Invent a new language. Graffiti forgotten catacombs that no one will ever see. Dance like a moron. Write love letters to strangers on the backs of napkins, playing cards, your own hand, just to let them know that there are wholes out there, sculpting their own dreams on their own terms in their own time with their own hands, their eyes set on distances far beyond the shuffling of their feet over gray, uniform sidewalks.
When they try to feed you their symptom-driven, reasonless terms and conditions, you shouldn’t just shrug your shoulders and accept just because everyone around you has accepted.

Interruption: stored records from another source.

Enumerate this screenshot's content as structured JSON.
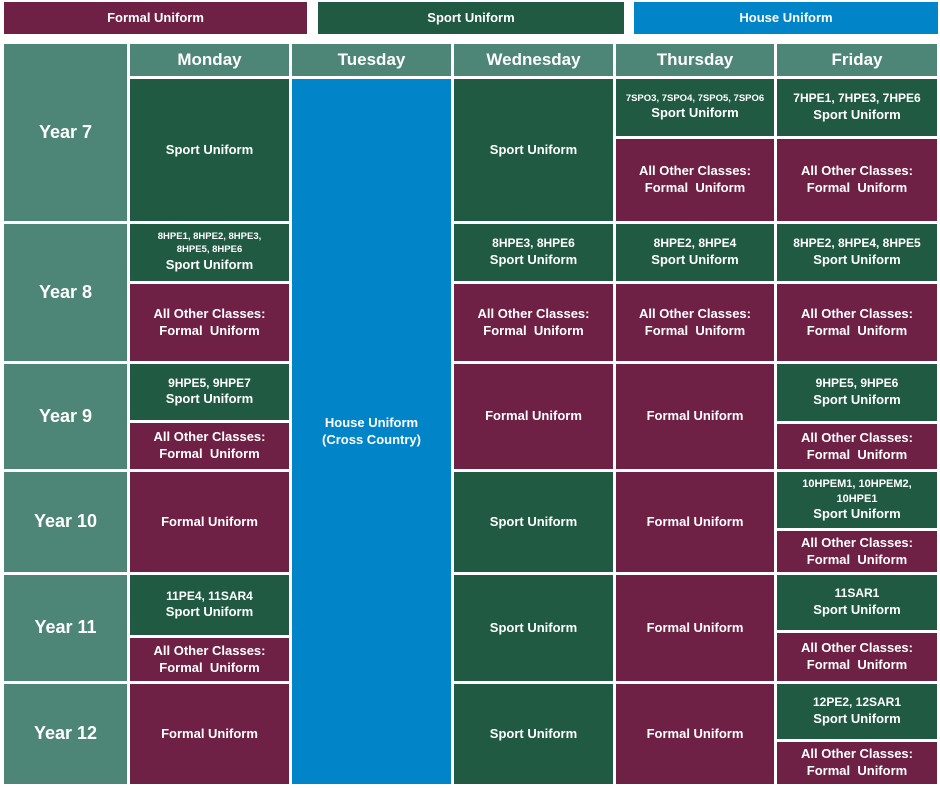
{
  "legend": {
    "formal": "Formal Uniform",
    "sport": "Sport Uniform",
    "house": "House Uniform"
  },
  "colors": {
    "formal": "#6e2045",
    "sport": "#215a43",
    "house": "#0284c9",
    "header": "#4d8676"
  },
  "days": [
    "Monday",
    "Tuesday",
    "Wednesday",
    "Thursday",
    "Friday"
  ],
  "years": [
    "Year 7",
    "Year 8",
    "Year 9",
    "Year 10",
    "Year 11",
    "Year 12"
  ],
  "labels": {
    "sport": "Sport Uniform",
    "formal": "Formal Uniform",
    "all_other": "All Other Classes:",
    "formal_spaced": "Formal  Uniform"
  },
  "tuesday": {
    "line1": "House Uniform",
    "line2": "(Cross Country)"
  },
  "classes": {
    "y7_thu": "7SPO3, 7SPO4, 7SPO5, 7SPO6",
    "y7_fri": "7HPE1, 7HPE3, 7HPE6",
    "y8_mon": "8HPE1, 8HPE2, 8HPE3, 8HPE5, 8HPE6",
    "y8_wed": "8HPE3, 8HPE6",
    "y8_thu": "8HPE2, 8HPE4",
    "y8_fri": "8HPE2, 8HPE4, 8HPE5",
    "y9_mon": "9HPE5, 9HPE7",
    "y9_fri": "9HPE5, 9HPE6",
    "y10_fri": "10HPEM1, 10HPEM2, 10HPE1",
    "y11_mon": "11PE4, 11SAR4",
    "y11_fri": "11SAR1",
    "y12_fri": "12PE2, 12SAR1"
  }
}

You should be outraged. I know I am. Your only obligation, ever, should be to yourself and that bright spark that burns deepest that they will do their very best to turn to ash. Make them burn their hands on you when they try.
Happy Labor Day, indeed.
Lilly







Laura Grace Weldon on Tue, 6th Sep 2011 6:03 am
Truth written beautifully and forcefully. “Make them burn their hands on you when they try” is my new manifesto. Sharing this post everywhere!